[Math] Find the exponential generating function

combinatoricsgenerating-functions

Find the exponential generating function for the number of ways to distribute $r$ people into six different rooms with between two and four in each room.

I understand that an exponential generating function is of the form:
$$ a(x) = \sum_{i=0}^{\infty} \frac{a_i}{i!} x^i$$

My approach to it is that since each room can have either 2, 3 or 4 people in it, then we need to account for the cases where $i=2$, $i=3$, and $i=3$. This means that the exponential generating function would be
$$ \frac{a_2}{2!}x^2 + \frac{a_3}{3!}x^3 + \frac{a_4}{4!}x^4 $$

Since each person being distributed can be treated as the same (only the amount of people being distributed matters) then the integer sequence is just going to be $(1, 1, 1, …)$. Plugging in $a$ gives us

$$\frac{x^2}{2!} + \frac{x^3}{3!} + \frac{x^4}{4!}$$

However, this equation is just accounting for the number of ways to distribute people in one room. Since there are 6 rooms, and the amount of ways to distribute people in all the room together is just

$$ (\frac{x^2}{2!} + \frac{x^3}{3!} + \frac{x^4}{4!})^6 $$

Is this correct?

Best Answer

This is the correct exponential generating function.

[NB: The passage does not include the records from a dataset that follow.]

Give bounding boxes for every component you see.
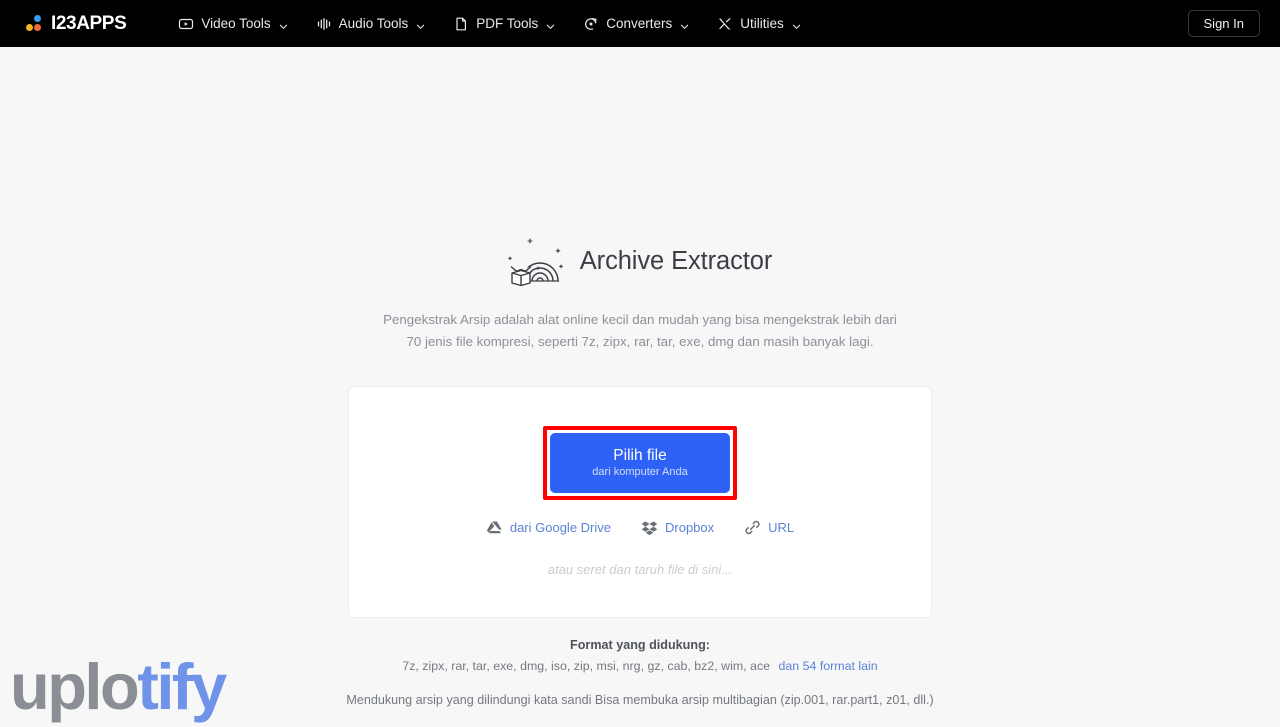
nav-item-label: PDF Tools — [476, 16, 539, 31]
nav-items: Video Tools Audio Tools PDF Tools Conver… — [164, 10, 814, 38]
brand-logo-text: I23APPS — [51, 12, 127, 34]
nav-item-label: Video Tools — [201, 16, 271, 31]
chevron-down-icon — [546, 19, 555, 30]
chevron-down-icon — [416, 19, 425, 30]
uplotify-watermark: uplotify — [10, 654, 227, 719]
cloud-option-label: dari Google Drive — [509, 519, 611, 535]
cloud-source-options: dari Google Drive Dropbox URL — [349, 519, 931, 536]
upload-card: Pilih file dari komputer Anda dari Googl… — [348, 385, 932, 618]
supported-formats-list: 7z, zipx, rar, tar, exe, dmg, iso, zip, … — [330, 659, 950, 673]
nav-item-label: Utilities — [740, 16, 784, 31]
cloud-option-label: Dropbox — [665, 519, 715, 535]
chevron-down-icon — [792, 19, 801, 30]
choose-file-main-label: Pilih file — [613, 447, 667, 465]
page-subtitle: Pengekstrak Arsip adalah alat online kec… — [383, 312, 897, 350]
page-title: Archive Extractor — [579, 246, 773, 275]
nav-item-utilities[interactable]: Utilities — [703, 10, 815, 38]
link-chain-icon — [744, 519, 761, 536]
document-page-icon — [453, 16, 469, 32]
dropbox-icon — [641, 519, 658, 536]
hero-section: Archive Extractor Pengekstrak Arsip adal… — [0, 47, 1280, 354]
supported-formats-section: Format yang didukung: 7z, zipx, rar, tar… — [330, 638, 950, 711]
sign-in-button[interactable]: Sign In — [1187, 10, 1260, 37]
cloud-option-dropbox[interactable]: Dropbox — [641, 519, 714, 536]
circular-refresh-icon — [583, 16, 599, 32]
nav-item-label: Audio Tools — [338, 16, 409, 31]
brand-logo[interactable]: I23APPS — [26, 12, 127, 35]
audio-waveform-icon — [316, 16, 332, 32]
nav-item-audio-tools[interactable]: Audio Tools — [302, 10, 440, 38]
nav-item-converters[interactable]: Converters — [569, 10, 703, 38]
three-dots-logo-icon — [26, 15, 43, 32]
supported-formats-heading: Format yang didukung: — [570, 637, 710, 652]
nav-item-pdf-tools[interactable]: PDF Tools — [439, 10, 569, 38]
video-play-icon — [178, 16, 194, 32]
choose-file-sub-label: dari komputer Anda — [592, 466, 688, 479]
cloud-option-url[interactable]: URL — [744, 519, 794, 536]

To get the number of ways to distribute $r$ (distinguishable!) people into $6$ rooms as stated you want:

\begin{equation*} \left[ \frac{x^r}{r!} \right] \left( \frac{x^2}{2!} + \frac{x^3}{3!} + \frac{x^4}{4!} \right)^6 \end{equation*}

The algebra to get this for $r = 12$ to $r = 24$ is tedious, but not hard (use a computer algebra system!).